I want to suggest that the human vocation, the knowing, cognitive vocation, the ethical vocation, indeed the theological vocation, is to understand ourselves as keepers of the space in which freedom resides. This is a very different concept to the prevailing metaphor of steward. This vocation will require characteristics which are not commonly lauded. Primarily we must understand we live within limits, boundaries; for without this understanding we will continue to fill all available space until freedom which undergirds life will be completely lost. It is right that we should be aspirational beings, but if we are to live in a world where freedom abounds, less must often be more. The great irony is that submitting to boundaries is not slavery but its opposite, the embracing of freedom, for freedom, which boundaries protect, resides beyond ourselves. This century, more than any other, humans have to learn the appropriateness of place and not live beyond it. To illustrate the situation from another perspective, there are many definitions for beauty, but one that I like best is that beauty resides in the appropriate. We are in danger of living in an age of increasing ugliness.
The Noah narrative is a continuation of the creation narrative. It speaks of human activity becoming so influential that it effects a change to earths patterns, creation is put into reverse, the waters cease to be separated, indeed there is no distinction between land and water, space is gone, freedom is gone, life is locked in an ark (coffin). It is hard to conceive a story more appropriate for our age.

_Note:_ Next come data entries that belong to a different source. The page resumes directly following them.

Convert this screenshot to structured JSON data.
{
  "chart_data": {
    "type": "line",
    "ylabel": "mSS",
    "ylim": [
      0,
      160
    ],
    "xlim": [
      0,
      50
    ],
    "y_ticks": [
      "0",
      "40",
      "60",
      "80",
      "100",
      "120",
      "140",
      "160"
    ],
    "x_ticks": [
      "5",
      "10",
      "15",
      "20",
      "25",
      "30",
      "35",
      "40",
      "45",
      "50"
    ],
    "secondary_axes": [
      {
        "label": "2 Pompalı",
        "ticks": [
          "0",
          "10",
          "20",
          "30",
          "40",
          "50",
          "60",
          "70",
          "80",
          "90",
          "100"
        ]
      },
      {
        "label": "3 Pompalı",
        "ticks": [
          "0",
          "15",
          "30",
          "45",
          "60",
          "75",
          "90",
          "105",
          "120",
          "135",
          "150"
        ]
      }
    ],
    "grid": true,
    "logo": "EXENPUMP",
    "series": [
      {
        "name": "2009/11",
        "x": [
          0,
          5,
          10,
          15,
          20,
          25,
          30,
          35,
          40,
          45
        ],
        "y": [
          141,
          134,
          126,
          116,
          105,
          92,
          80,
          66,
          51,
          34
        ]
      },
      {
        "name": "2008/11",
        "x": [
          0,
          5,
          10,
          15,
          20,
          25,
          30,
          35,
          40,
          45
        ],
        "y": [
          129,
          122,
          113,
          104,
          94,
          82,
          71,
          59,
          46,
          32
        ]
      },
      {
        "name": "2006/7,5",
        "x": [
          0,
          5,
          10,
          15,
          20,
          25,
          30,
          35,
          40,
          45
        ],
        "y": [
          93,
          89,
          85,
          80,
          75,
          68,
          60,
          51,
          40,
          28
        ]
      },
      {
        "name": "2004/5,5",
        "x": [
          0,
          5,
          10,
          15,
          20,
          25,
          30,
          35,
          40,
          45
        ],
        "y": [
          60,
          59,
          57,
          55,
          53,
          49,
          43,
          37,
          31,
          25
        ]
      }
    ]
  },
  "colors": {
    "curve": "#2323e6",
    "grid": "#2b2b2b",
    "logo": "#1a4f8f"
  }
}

At the conclusion of the 40 days creation normalises and the spaces return. The passage concludes with the covenant between God and all living, signed with the bow in the sky. Into these spaces life tentatively steps out in freedom. In the anthropocene predicament, this covenant might sound too optimistic, for is God really going to intervene to prevent the consequences of our actions which are becoming so disturbingly apparent? If the passage were to have a literal interpretation the 40 days might be more like 400,000 years or much longer, when earth systems return to a life giving balance and earth continues without the human.
This is perhaps where the struggle to do theology in the age of the anthropocene hits the wall. Is grace too optimistic? Is a Christian commitment to life that overcomes death, of light that banishes darkness far too hopeful? Is the Christian doctrine of Salvation literally consigned to pie in the sky when we die? I would like to write much more about this and especially write a biblical eschatology that makes sense of the anthropocene. . My immediate answer is no, certainly not. The Giver of space, the bestower of freedom will always call humans, those creatures uniquely dignified with the ‘knowledge of good and evil’, to be keepers of it, and in the keeping of it discover it for themselves – ‘thy kingdom come, on earth, as it is in heaven’.